А дальше – нам показали винодельню: все эти механизмы, аккуратно, как руками, отрывающие ягоды от гроздей, прессы, деликатно отжимающие сок из ягод, только что гроздьями висевших на лозах, огромные стальные баки для брожения сока, только что выжатого из ягод, лишь недавно в составе гроздей висевших на лозах, бесконечные ряды дубовых бочек, в которые заливается молодое вино, только-только превратившееся в вино из сока.
Как и полтора века назад, в мухранских подвалах все происходит на французский лад. И очень по‐современному. Получается, заветы князя продолжали претворяться в жизнь.

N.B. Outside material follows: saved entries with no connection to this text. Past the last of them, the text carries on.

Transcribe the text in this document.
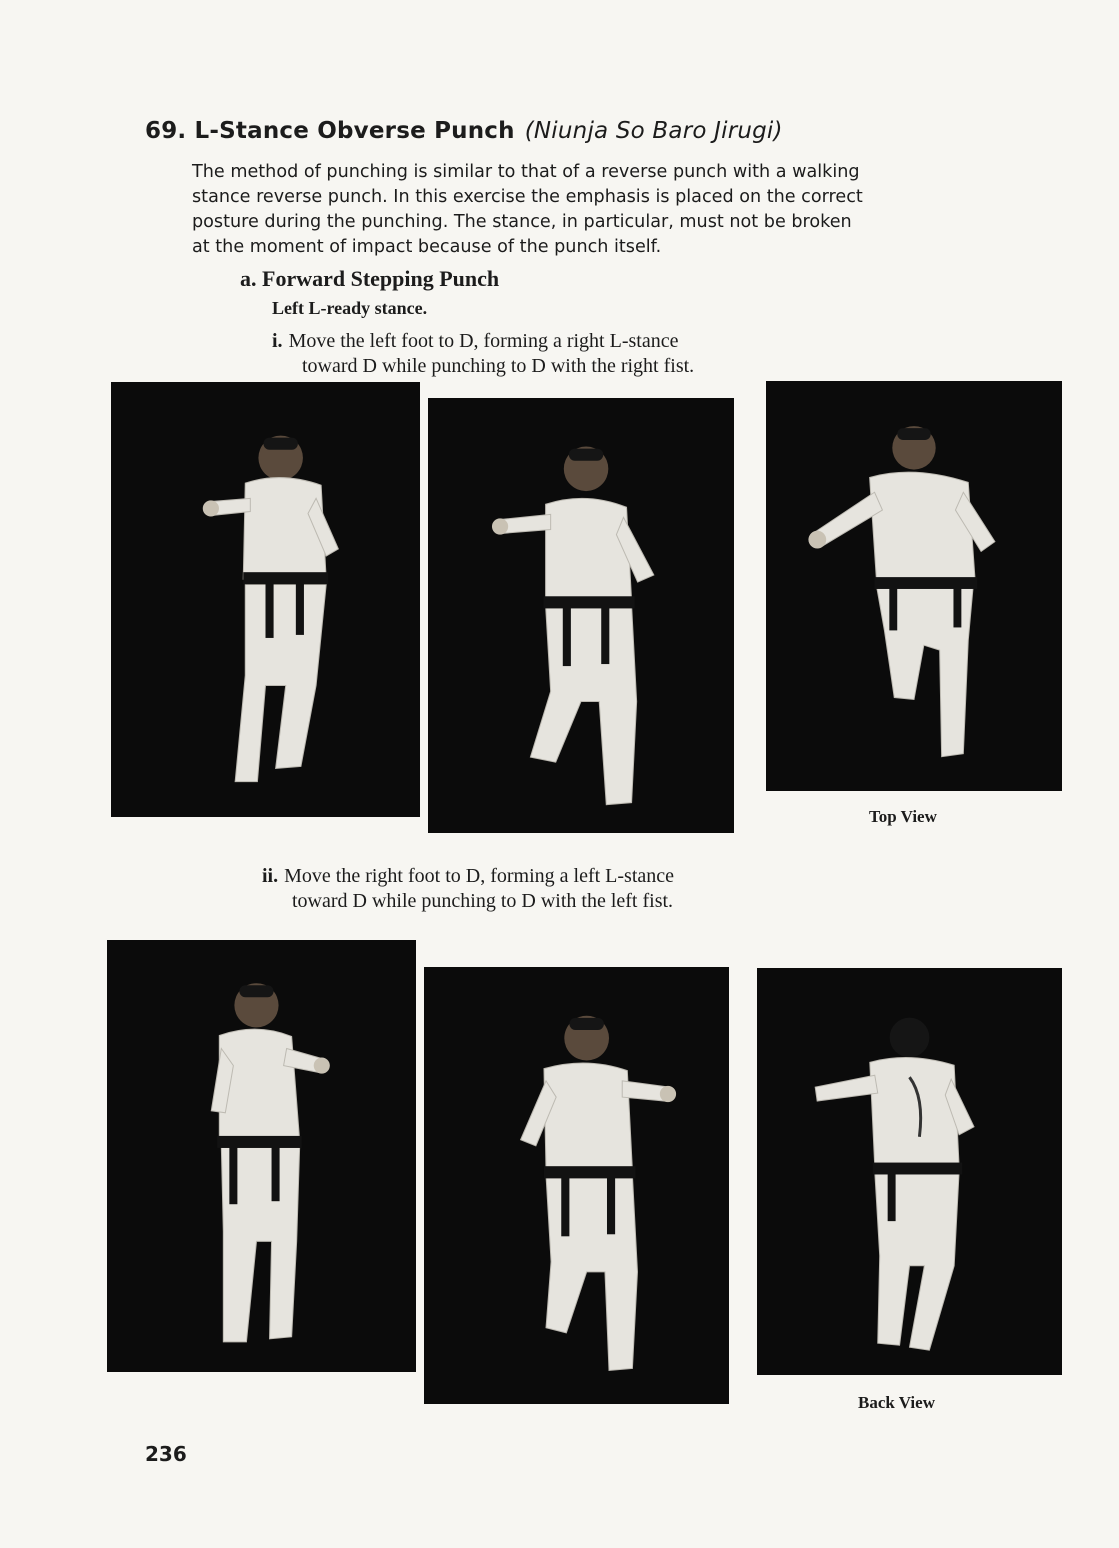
69. L-Stance Obverse Punch (Niunja So Baro Jirugi)

The method of punching is similar to that of a reverse punch with a walking
stance reverse punch. In this exercise the emphasis is placed on the correct
posture during the punching. The stance, in particular, must not be broken
at the moment of impact because of the punch itself.

a. Forward Stepping Punch
Left L-ready stance.
i. Move the left foot to D, forming a right L-stance
toward D while punching to D with the right fist.
Top View
ii. Move the right foot to D, forming a left L-stance
toward D while punching to D with the left fist.
Back View
236
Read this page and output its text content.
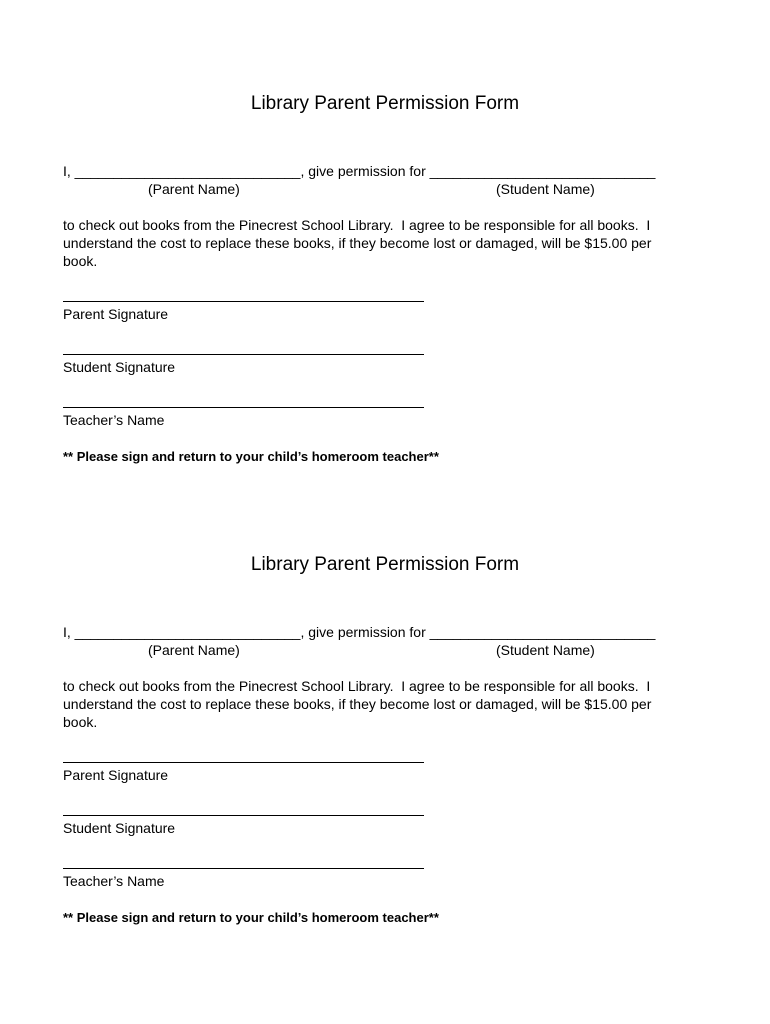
Library Parent Permission Form
I, _____________________________, give permission for _____________________________
(Parent Name)	(Student Name)
to check out books from the Pinecrest School Library.  I agree to be responsible for all books.  I
understand the cost to replace these books, if they become lost or damaged, will be $15.00 per
book.
Parent Signature
Student Signature
Teacher’s Name
** Please sign and return to your child’s homeroom teacher**
Library Parent Permission Form
I, _____________________________, give permission for _____________________________
(Parent Name)	(Student Name)
to check out books from the Pinecrest School Library.  I agree to be responsible for all books.  I
understand the cost to replace these books, if they become lost or damaged, will be $15.00 per
book.
Parent Signature
Student Signature
Teacher’s Name
** Please sign and return to your child’s homeroom teacher**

Дело Мухранбатони живет и процветает. «Кто дал окраску мухранскому соку?» – спрашивал сто лет назад Тициан Табидзе, «Мы, – могли бы ответить шведы, – и французский дуб». Хорошенько все осмотрев, мы вновь встретились с Питером. Только теперь не у ворот, а в помещении для приемов официальных делегаций. Стол был уже накрыт, и из того угла, где он стоял, дивно пахло свежим хлебом, лобио и другой домашней стряпней. Фужеры, правда, были расположены группами на другом столе, и на каждого из нас полагалось по дюжине; очевидно, назревала подробная дегустация, никак не привязанная к обеду. И тут самый мудрый из нас, Максим (или же – самый голодный), предложил два процесса – дегустации мухранских вин и легчайшего закусывания – не разделять. Предложение, как понимаете, было встречено с энтузиазмом и поддержано подавляющим большинством голосов, то есть всеми имевшимися в наличии. И мы, не медля, расселись за столом.
Членам экспедиции бог послал в тот день сациви, жареной картошки, речной форели, лобио, деревенских цыплят, горячих хачапури, сулугуни, ну и десяток бутылок вина Château Mukhrani, от прелестного «Горули мцване» и ароматнейшего розового «Тавквери» до полнотелых красных «Шавкапито» и «Саперави из княжеских подвалов». И да, чачу, сделанную из отжимков всех мухранских сортов винограда.
Подняв первый бокал (с тем самым прелестным «Горули мцване», которого можно выдуть целую бочку), Питер с энтузиазмом воскликнул: «Сакартвелос гаумарджос», мы встали и выпили за Грузию, которая нас, детей разных народов, не только объединяла в этот момент, но кормила и поила, и не березовым соком, а соломенным вином. Дальше настал черед розового (на которое Питер делает большую ставку в борьбе за открытые террасы тбилисских ресторанов) и тоста за Швецию. И почему‐то именно за Швецию было особенно приятно пить в окружении друзей, бокалов и тарелок со снедью. Да и Питер нам всем был страшно симпатичен, и, выпивая за Швецию и шведов, мы, конечно, в первую очередь пили за него, за нашего доброго хозяина, накрывшего столь своевременный и роскошный стол.